To illustrate expectations ahead of Friday's monthly jobs report, look back only one month ago when monthly forecasts were still in the 150,000 ballpark for newly created jobs. After monthly gains ticked north of 200,000 in December and
then again in January, economists are now looking for the same to happen in February.
Like expectations for declining jobless claims, the outlook for hiring is ramping up steadily. "Growth in hiring in the services sector is good, but now we want to see jobs being created in sectors that pay more, like manufacturing and professional services," says Quincy Krosby, market strategist with Prudential Financial. "We want to see a broader foundation for job growth because that points to sustainable economic growth."
The consensus, according to Thomson Reuters, for February is 225,000 new private-sector jobs for a total net job gain of 210,000, just shy of the 243,000 net new jobs created in the month of January. Unemployment last month likely stayed put at 8.3%.
Already, payroll processing firm Automatic Processing Data has come out with encouraging monthly figures, reporting earlier this week that companies
added 216,000 new jobs in February.
Economists are saying that the ADP may have even underestimated the gain in the official count. "That's what it did in January when the ADP series rose 173,000, while the comparable official private payrolls rose 257,000," notes Ed Yardeni, economist at Yardeni Research. "Ditto all last year when the ADP data averaged monthly gains of 156,400, while the official tally averaged 174,250 per month."
High Frequency Economists, which is looking for the government to report 250,000 new jobs, also notes the ADP tends to undershoot. The firm's estimate is only accurate within 100,000 each month, a far cry from perfectly precise.
Jobless claims are supporting a bullish thesis for hiring.
Despite a slight rise in the latest weekly claims due to seasonal factors, unemployment benefits are near a four year low if one looks at the four-week average for weekly jobless claims. That average has fallen since mid-2011 and is down 86,000 from its peak of 440,000, according to High Frequency Economics. Year-over-year, claims having fallen at a rate of 10%.

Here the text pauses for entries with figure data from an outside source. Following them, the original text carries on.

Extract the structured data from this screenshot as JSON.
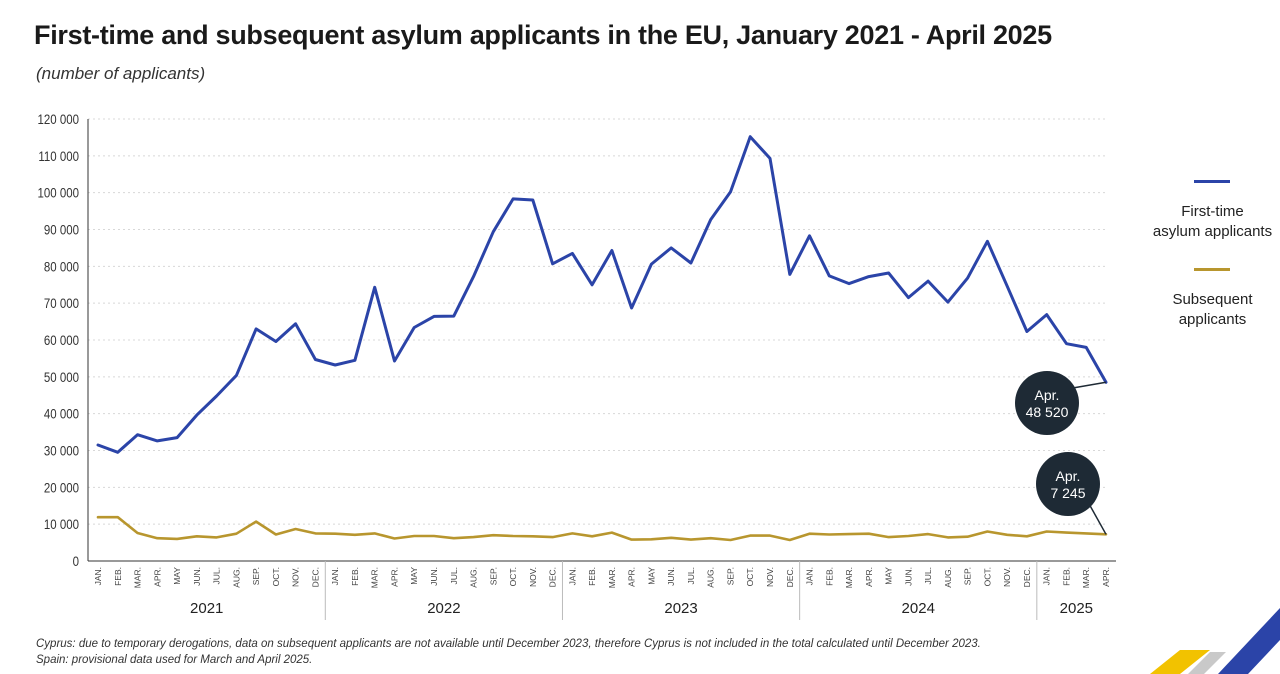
{
  "title": "First-time and subsequent asylum applicants in the EU, January 2021 - April 2025",
  "subtitle": "(number of applicants)",
  "legend": {
    "first_time": "First-time asylum applicants",
    "first_time_line1": "First-time",
    "first_time_line2": "asylum applicants",
    "subsequent": "Subsequent applicants",
    "subsequent_line1": "Subsequent",
    "subsequent_line2": "applicants"
  },
  "footnotes": [
    "Cyprus: due to temporary derogations, data on subsequent applicants are not available until December 2023, therefore Cyprus is not included in the total calculated until December 2023.",
    "Spain: provisional data used for March and April 2025."
  ],
  "chart_data": {
    "type": "line",
    "ylim": [
      0,
      120000
    ],
    "yticks": [
      "0",
      "10 000",
      "20 000",
      "30 000",
      "40 000",
      "50 000",
      "60 000",
      "70 000",
      "80 000",
      "90 000",
      "100 000",
      "110 000",
      "120 000"
    ],
    "ytick_values": [
      0,
      10000,
      20000,
      30000,
      40000,
      50000,
      60000,
      70000,
      80000,
      90000,
      100000,
      110000,
      120000
    ],
    "categories": [
      "JAN.",
      "FEB.",
      "MAR.",
      "APR.",
      "MAY",
      "JUN.",
      "JUL.",
      "AUG.",
      "SEP.",
      "OCT.",
      "NOV.",
      "DEC.",
      "JAN.",
      "FEB.",
      "MAR.",
      "APR.",
      "MAY",
      "JUN.",
      "JUL.",
      "AUG.",
      "SEP.",
      "OCT.",
      "NOV.",
      "DEC.",
      "JAN.",
      "FEB.",
      "MAR.",
      "APR.",
      "MAY",
      "JUN.",
      "JUL.",
      "AUG.",
      "SEP.",
      "OCT.",
      "NOV.",
      "DEC.",
      "JAN.",
      "FEB.",
      "MAR.",
      "APR.",
      "MAY",
      "JUN.",
      "JUL.",
      "AUG.",
      "SEP.",
      "OCT.",
      "NOV.",
      "DEC.",
      "JAN.",
      "FEB.",
      "MAR.",
      "APR."
    ],
    "years": [
      {
        "label": "2021",
        "start": 0,
        "end": 11
      },
      {
        "label": "2022",
        "start": 12,
        "end": 23
      },
      {
        "label": "2023",
        "start": 24,
        "end": 35
      },
      {
        "label": "2024",
        "start": 36,
        "end": 47
      },
      {
        "label": "2025",
        "start": 48,
        "end": 51
      }
    ],
    "series": [
      {
        "name": "First-time asylum applicants",
        "color": "#2b44a8",
        "values": [
          31500,
          29500,
          34300,
          32600,
          33500,
          39600,
          44800,
          50400,
          63000,
          59600,
          64400,
          54700,
          53200,
          54500,
          74300,
          54300,
          63400,
          66400,
          66500,
          77200,
          89400,
          98300,
          98000,
          80700,
          83500,
          75000,
          84300,
          68700,
          80600,
          85000,
          80900,
          92700,
          100200,
          115200,
          109300,
          77800,
          88300,
          77400,
          75300,
          77200,
          78200,
          71500,
          76000,
          70300,
          76800,
          86800,
          74600,
          62300,
          66900,
          59000,
          58000,
          48520
        ]
      },
      {
        "name": "Subsequent applicants",
        "color": "#b8962e",
        "values": [
          11900,
          11900,
          7600,
          6200,
          6000,
          6700,
          6400,
          7400,
          10700,
          7200,
          8700,
          7500,
          7400,
          7100,
          7500,
          6100,
          6800,
          6800,
          6200,
          6500,
          7000,
          6800,
          6700,
          6500,
          7500,
          6700,
          7700,
          5800,
          5900,
          6300,
          5800,
          6200,
          5700,
          6900,
          6900,
          5700,
          7400,
          7200,
          7300,
          7400,
          6500,
          6800,
          7300,
          6400,
          6600,
          8000,
          7100,
          6700,
          8000,
          7700,
          7500,
          7245
        ]
      }
    ],
    "annotations": [
      {
        "series": 0,
        "index": 51,
        "line1": "Apr.",
        "line2": "48 520"
      },
      {
        "series": 1,
        "index": 51,
        "line1": "Apr.",
        "line2": "7 245"
      }
    ]
  }
}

"The economic story underpinning the slowing in the pace of layoffs in recent months is the recovery in bank lending to businesses, which is making it much easier for small and medium-sized enterprises to hold onto staff whom they might otherwise have had to lay off," explains the research firm.
Claim numbers from 2012 are piecing together a better story than they did early last year. When claims rose between March and April of 2011, slowing payrolls followed by late spring and early summer, notes High Frequency Economics. A decline in claims should forecast better payroll numbers, as was the trend beginning in July of last year.
As for the macro picture, the economy is projected to grow at 2.5%, a faster pace of growth than 1.7% seen in the last year. Optimists point to the improvement while pessimists say growth isn't fast enough yet to pull down the unemployment rate.
Some economists think that a shrinking workforce due to retiring baby boomers may bring down the jobless rate faster than expected. That trend may counter the effect of discouraged workers coming back into the workforce to look for jobs, which would push up the jobless rate.
On Thursday, stocks were bouncing back after a sharp triple digit pullback on the Dow Jones Industrial Average Tuesday. The conviction behind Wednesday and Thursday's rally has been weak, so if the jobs report surprises to the upside, it could give stocks a boost.
The reaction to a disappointing jobs report seems harder to predict. The knee jerk reaction could be a pullback. But, Quincy Krosby warns that a weak jobs report could underscore that the Federal Reserve may intervene with monetary stimulus sooner. Indeed, yesterday's market moving headlines included a report that the Fed is thinking about a new bond buying program. Under the plan, the central bank would buy mortgages and long term Treasuries while controlling inflation expectations.
"The market is paying close attention to what the Federal Reserve might say," adds Krosby. In other words, if investors believe stalling jobs growth signals that the Fed is coming to help, stocks should get a cue to rise.